Houston Mayor Sylvester Turner, a Democrat, is not considering a curfew, spokesman Tejal Patel said in an email Monday, though Turner did impose a curfew in 2017 to prevent looting in homes evacuated because of Hurricane Harvey.

Patel said those circumstances were different.

"Mayor Sylvester Turner is pleased that the protests have, for the most part, been peaceful and respectful," he said, noting that Acevedo has "engaged positively with those who want to exercise their constitutionally protected right to demonstrate."

Hurricane Harvey, in contrast, "was a natural disaster of epic proportions" that made it unsafe to go outside.

New York Mayor Bill de Blasio, a Democrat who initially resisted imposing a curfew on a city already hit hard by the coronavirus, changed his mind Monday after a weekend of violence, including an instance of police SUVs driving into demonstrators.

"There are advantages and disadvantages, to say the least, to instituting a curfew," de Blasio, whose 25-year-old daughter, Chiara, was among those arrested during the protests, said before he imposed the curfew. "Previous nights, I think, were different than what we saw last night."

Several New York counties imposed curfews, including areas home to the larger cities of Rochester, Syracuse and Buffalo.

In Raleigh, the capital of North Carolina, Mayor Mary-Ann Baldwin announced a curfew Monday "after two nights of violence and destruction" and said she hoped the community would "pause, collect ourselves, begin to repair the damage."

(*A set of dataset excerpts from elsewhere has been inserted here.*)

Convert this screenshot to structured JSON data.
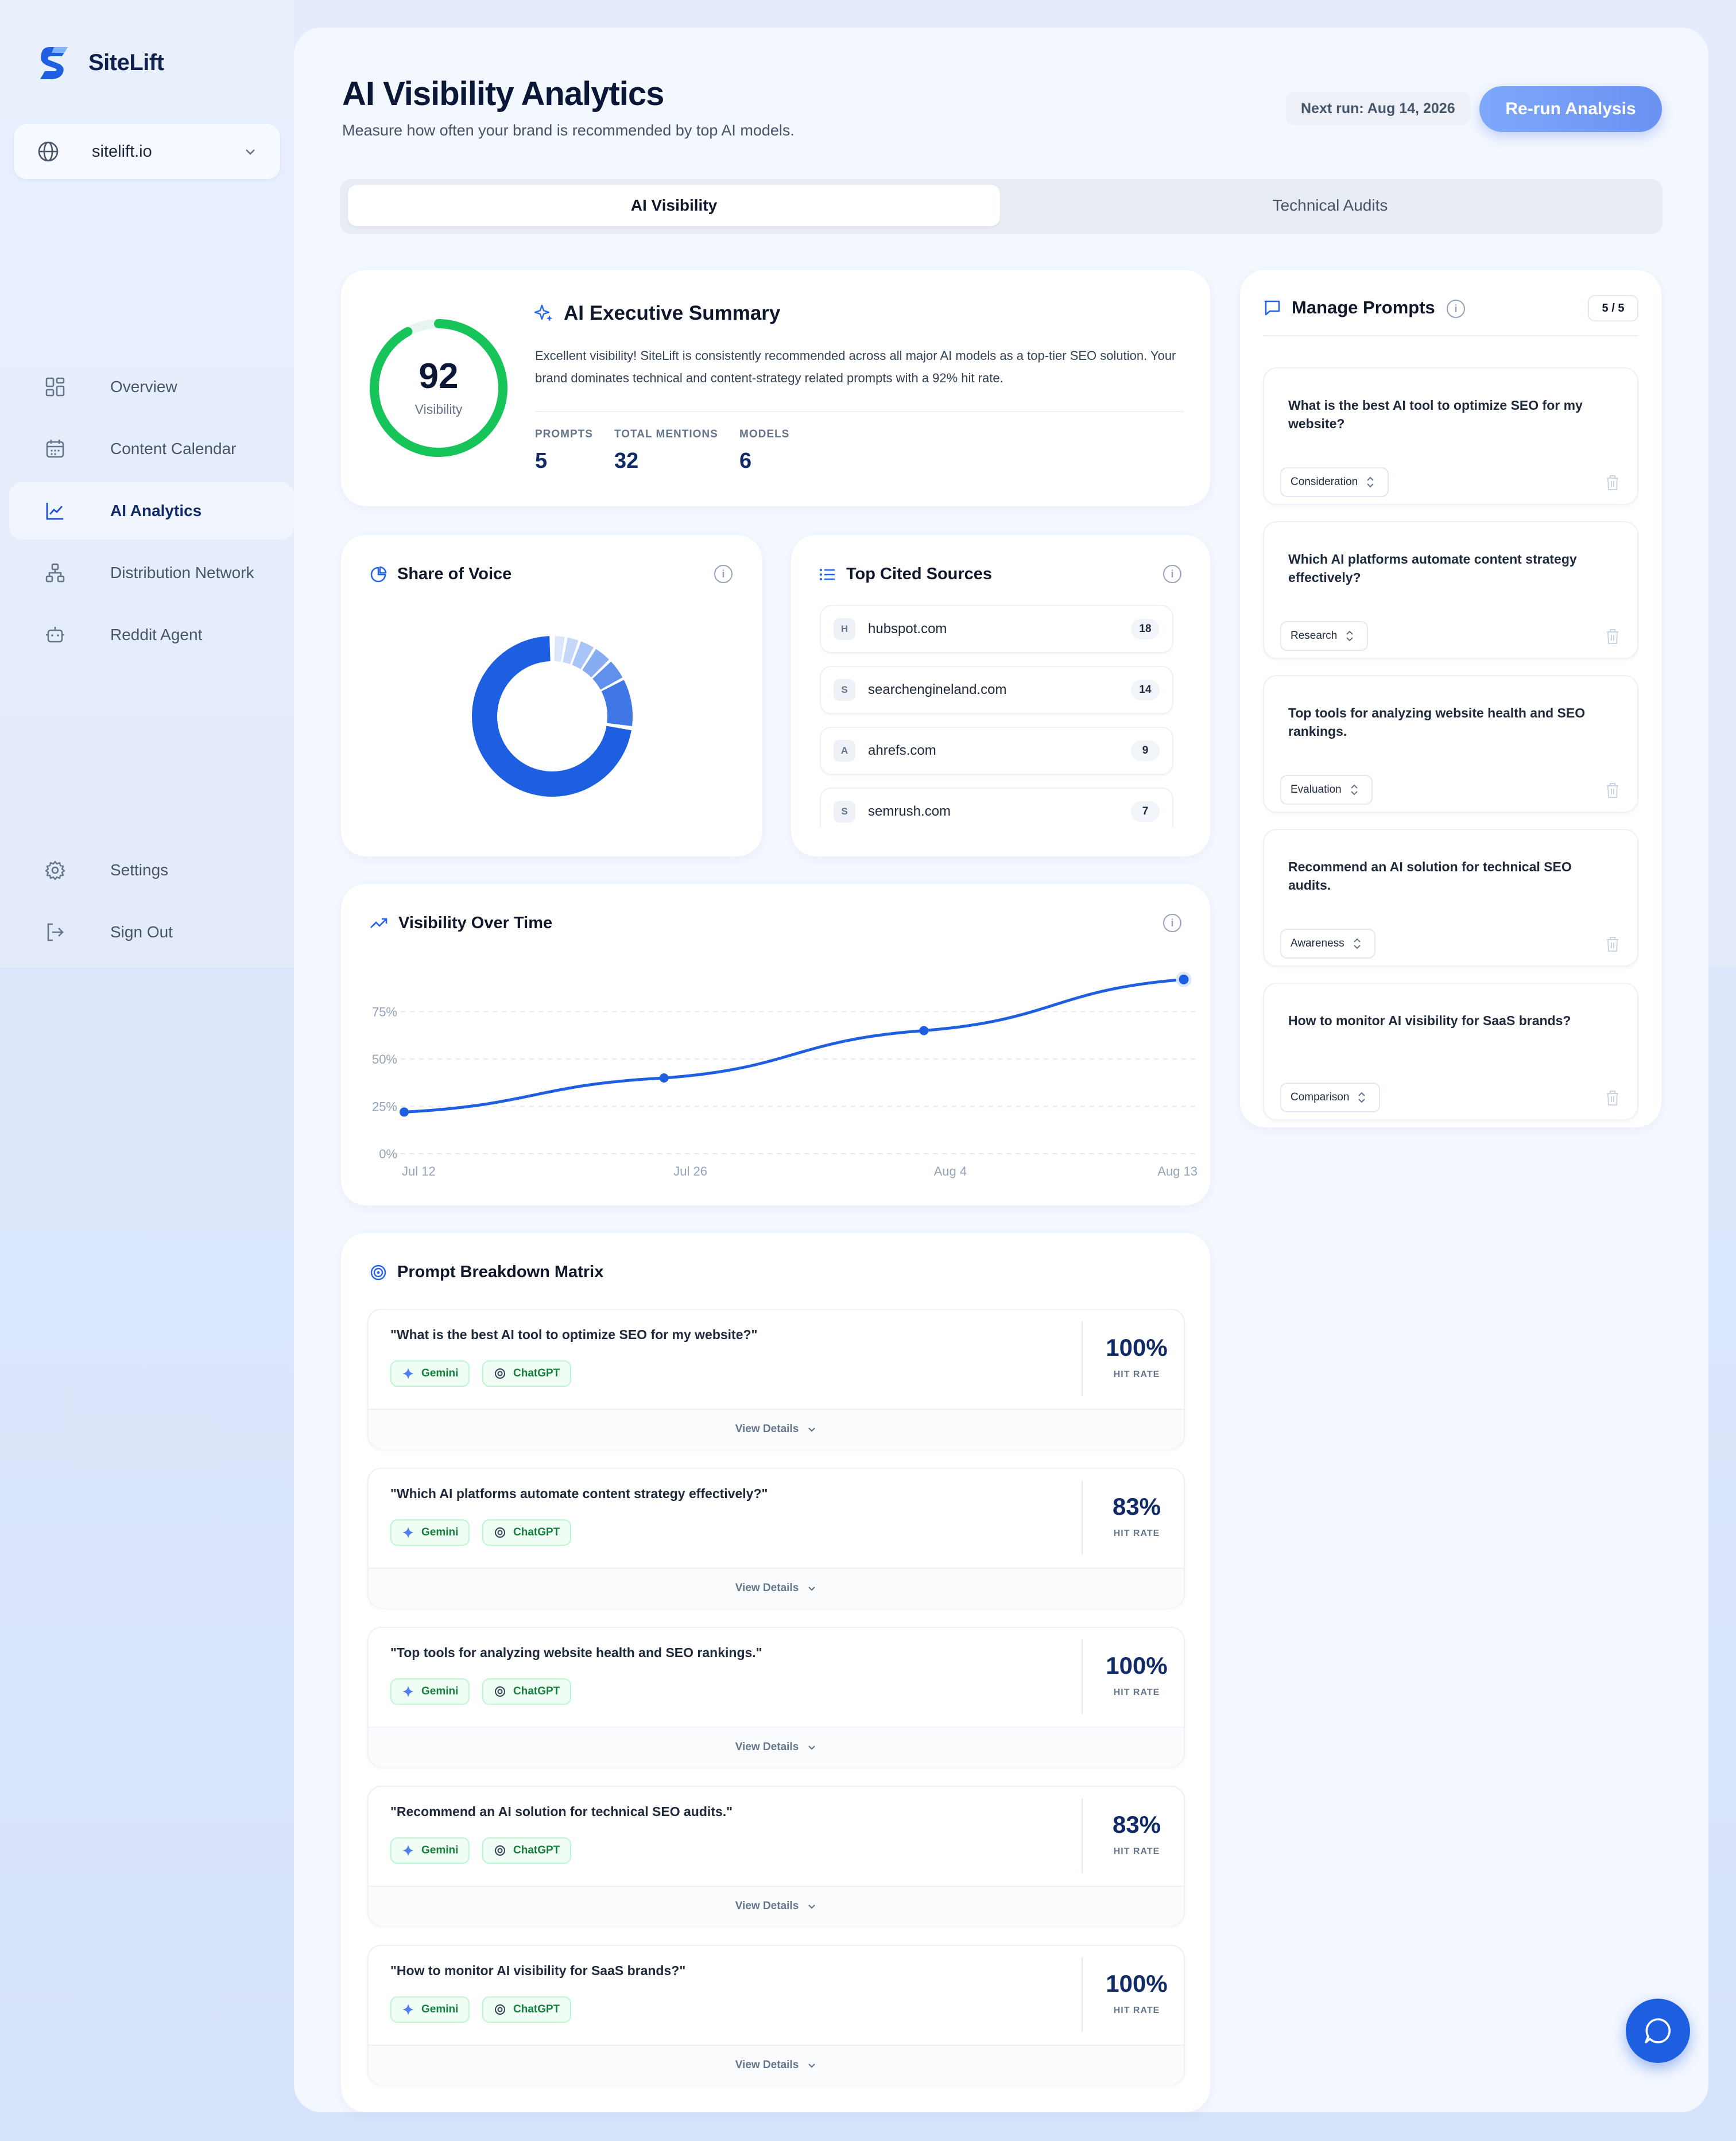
{
  "app": {
    "name": "SiteLift"
  },
  "site_selector": {
    "value": "sitelift.io"
  },
  "nav": {
    "overview": "Overview",
    "content_calendar": "Content Calendar",
    "ai_analytics": "AI Analytics",
    "distribution_network": "Distribution Network",
    "reddit_agent": "Reddit Agent",
    "settings": "Settings",
    "sign_out": "Sign Out"
  },
  "header": {
    "title": "AI Visibility Analytics",
    "subtitle": "Measure how often your brand is recommended by top AI models.",
    "next_run": "Next run: Aug 14, 2026",
    "rerun_label": "Re-run Analysis"
  },
  "tabs": {
    "ai_visibility": "AI Visibility",
    "technical_audits": "Technical Audits"
  },
  "summary": {
    "score": "92",
    "score_label": "Visibility",
    "score_fraction": 0.92,
    "title": "AI Executive Summary",
    "text": "Excellent visibility! SiteLift is consistently recommended across all major AI models as a top-tier SEO solution. Your brand dominates technical and content-strategy related prompts with a 92% hit rate.",
    "stats": [
      {
        "label": "PROMPTS",
        "value": "5"
      },
      {
        "label": "TOTAL MENTIONS",
        "value": "32"
      },
      {
        "label": "MODELS",
        "value": "6"
      }
    ]
  },
  "share_of_voice": {
    "title": "Share of Voice"
  },
  "top_sources": {
    "title": "Top Cited Sources",
    "items": [
      {
        "letter": "H",
        "domain": "hubspot.com",
        "count": "18"
      },
      {
        "letter": "S",
        "domain": "searchengineland.com",
        "count": "14"
      },
      {
        "letter": "A",
        "domain": "ahrefs.com",
        "count": "9"
      },
      {
        "letter": "S",
        "domain": "semrush.com",
        "count": "7"
      }
    ]
  },
  "chart_data": {
    "type": "line",
    "title": "Visibility Over Time",
    "x": [
      "Jul 12",
      "Jul 26",
      "Aug 4",
      "Aug 13"
    ],
    "y_ticks": [
      "0%",
      "25%",
      "50%",
      "75%"
    ],
    "ylim": [
      0,
      100
    ],
    "series": [
      {
        "values": [
          22,
          40,
          65,
          92
        ]
      }
    ],
    "grid": true,
    "color": "#1d5fe0"
  },
  "prompts": {
    "title": "Manage Prompts",
    "count": "5 / 5",
    "items": [
      {
        "text": "What is the best AI tool to optimize SEO for my website?",
        "stage": "Consideration"
      },
      {
        "text": "Which AI platforms automate content strategy effectively?",
        "stage": "Research"
      },
      {
        "text": "Top tools for analyzing website health and SEO rankings.",
        "stage": "Evaluation"
      },
      {
        "text": "Recommend an AI solution for technical SEO audits.",
        "stage": "Awareness"
      },
      {
        "text": "How to monitor AI visibility for SaaS brands?",
        "stage": "Comparison"
      }
    ]
  },
  "breakdown": {
    "title": "Prompt Breakdown Matrix",
    "hit_rate_label": "HIT RATE",
    "details_label": "View Details",
    "model_a": "Gemini",
    "model_b": "ChatGPT",
    "rows": [
      {
        "prompt": "\"What is the best AI tool to optimize SEO for my website?\"",
        "rate": "100%"
      },
      {
        "prompt": "\"Which AI platforms automate content strategy effectively?\"",
        "rate": "83%"
      },
      {
        "prompt": "\"Top tools for analyzing website health and SEO rankings.\"",
        "rate": "100%"
      },
      {
        "prompt": "\"Recommend an AI solution for technical SEO audits.\"",
        "rate": "83%"
      },
      {
        "prompt": "\"How to monitor AI visibility for SaaS brands?\"",
        "rate": "100%"
      }
    ]
  },
  "colors": {
    "accent": "#1d5fe0",
    "score_ring": "#16c45a",
    "chip_green": "#15803d"
  }
}
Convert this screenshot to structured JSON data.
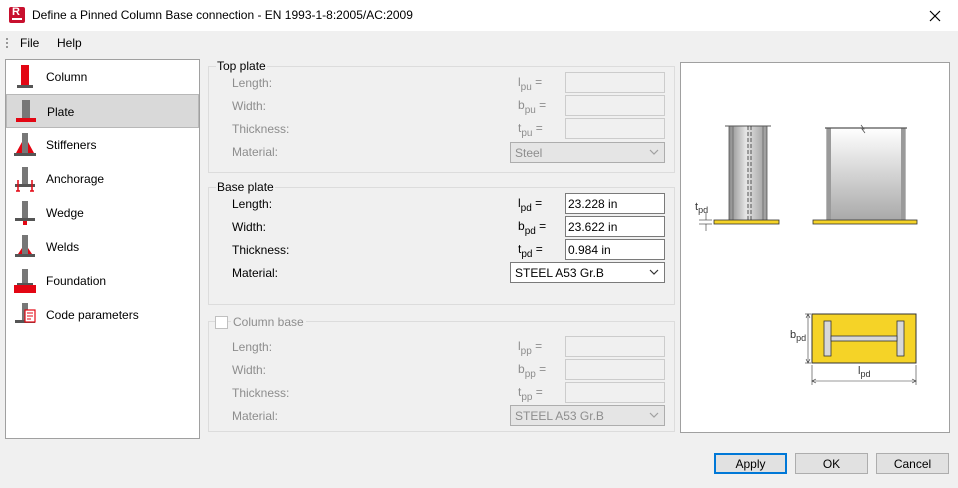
{
  "window": {
    "title": "Define a Pinned Column Base connection - EN 1993-1-8:2005/AC:2009",
    "app_icon_letter": "R"
  },
  "menu": {
    "file": "File",
    "help": "Help"
  },
  "nav": {
    "items": [
      {
        "label": "Column",
        "icon": "column-icon"
      },
      {
        "label": "Plate",
        "icon": "plate-icon",
        "selected": true
      },
      {
        "label": "Stiffeners",
        "icon": "stiffeners-icon"
      },
      {
        "label": "Anchorage",
        "icon": "anchorage-icon"
      },
      {
        "label": "Wedge",
        "icon": "wedge-icon"
      },
      {
        "label": "Welds",
        "icon": "welds-icon"
      },
      {
        "label": "Foundation",
        "icon": "foundation-icon"
      },
      {
        "label": "Code parameters",
        "icon": "code-parameters-icon"
      }
    ]
  },
  "top_plate": {
    "title": "Top plate",
    "length_label": "Length:",
    "length_sym": "l",
    "length_sub": "pu",
    "length_value": "",
    "width_label": "Width:",
    "width_sym": "b",
    "width_sub": "pu",
    "width_value": "",
    "thickness_label": "Thickness:",
    "thickness_sym": "t",
    "thickness_sub": "pu",
    "thickness_value": "",
    "material_label": "Material:",
    "material_value": "Steel"
  },
  "base_plate": {
    "title": "Base plate",
    "length_label": "Length:",
    "length_sym": "l",
    "length_sub": "pd",
    "length_value": "23.228 in",
    "width_label": "Width:",
    "width_sym": "b",
    "width_sub": "pd",
    "width_value": "23.622 in",
    "thickness_label": "Thickness:",
    "thickness_sym": "t",
    "thickness_sub": "pd",
    "thickness_value": "0.984 in",
    "material_label": "Material:",
    "material_value": "STEEL A53 Gr.B"
  },
  "column_base": {
    "title": "Column base",
    "checked": false,
    "length_label": "Length:",
    "length_sym": "l",
    "length_sub": "pp",
    "length_value": "",
    "width_label": "Width:",
    "width_sym": "b",
    "width_sub": "pp",
    "width_value": "",
    "thickness_label": "Thickness:",
    "thickness_sym": "t",
    "thickness_sub": "pp",
    "thickness_value": "",
    "material_label": "Material:",
    "material_value": "STEEL A53 Gr.B"
  },
  "preview": {
    "tpd_label": "t",
    "tpd_sub": "pd",
    "bpd_label": "b",
    "bpd_sub": "pd",
    "lpd_label": "l",
    "lpd_sub": "pd",
    "plate_color": "#f5d327"
  },
  "buttons": {
    "apply": "Apply",
    "ok": "OK",
    "cancel": "Cancel"
  },
  "colors": {
    "accent": "#0078d7",
    "icon_red": "#e30613"
  }
}
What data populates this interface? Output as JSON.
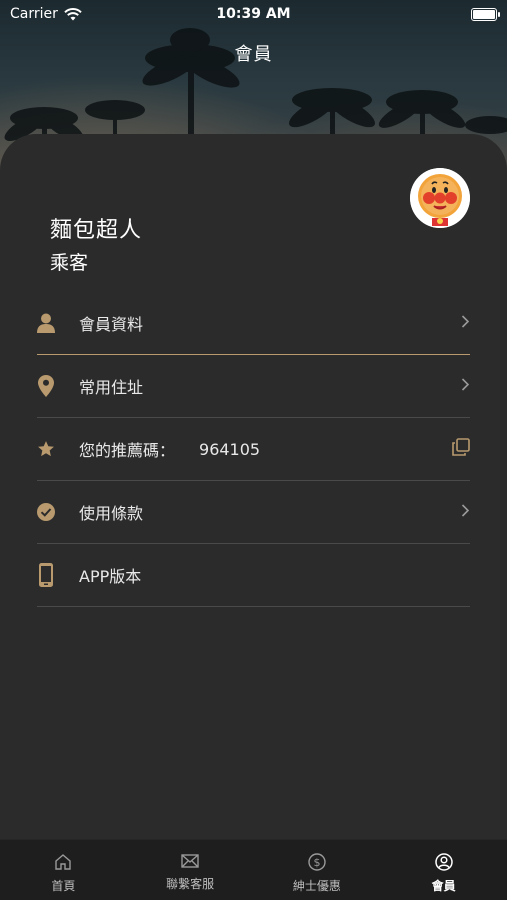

"There are so many people hurting throughout this city, and we need to come together peacefully and as one community," said Baldwin, a Democrat, in a statement announcing the curfew Monday. "For those who have protested peacefully, your voices are being heard and will always be welcome. The call for change can't be answered, however, if we continue to allow destruction of our property and attacks on our small businesses that have already been hurt by this as well as the impacts of COVID-19."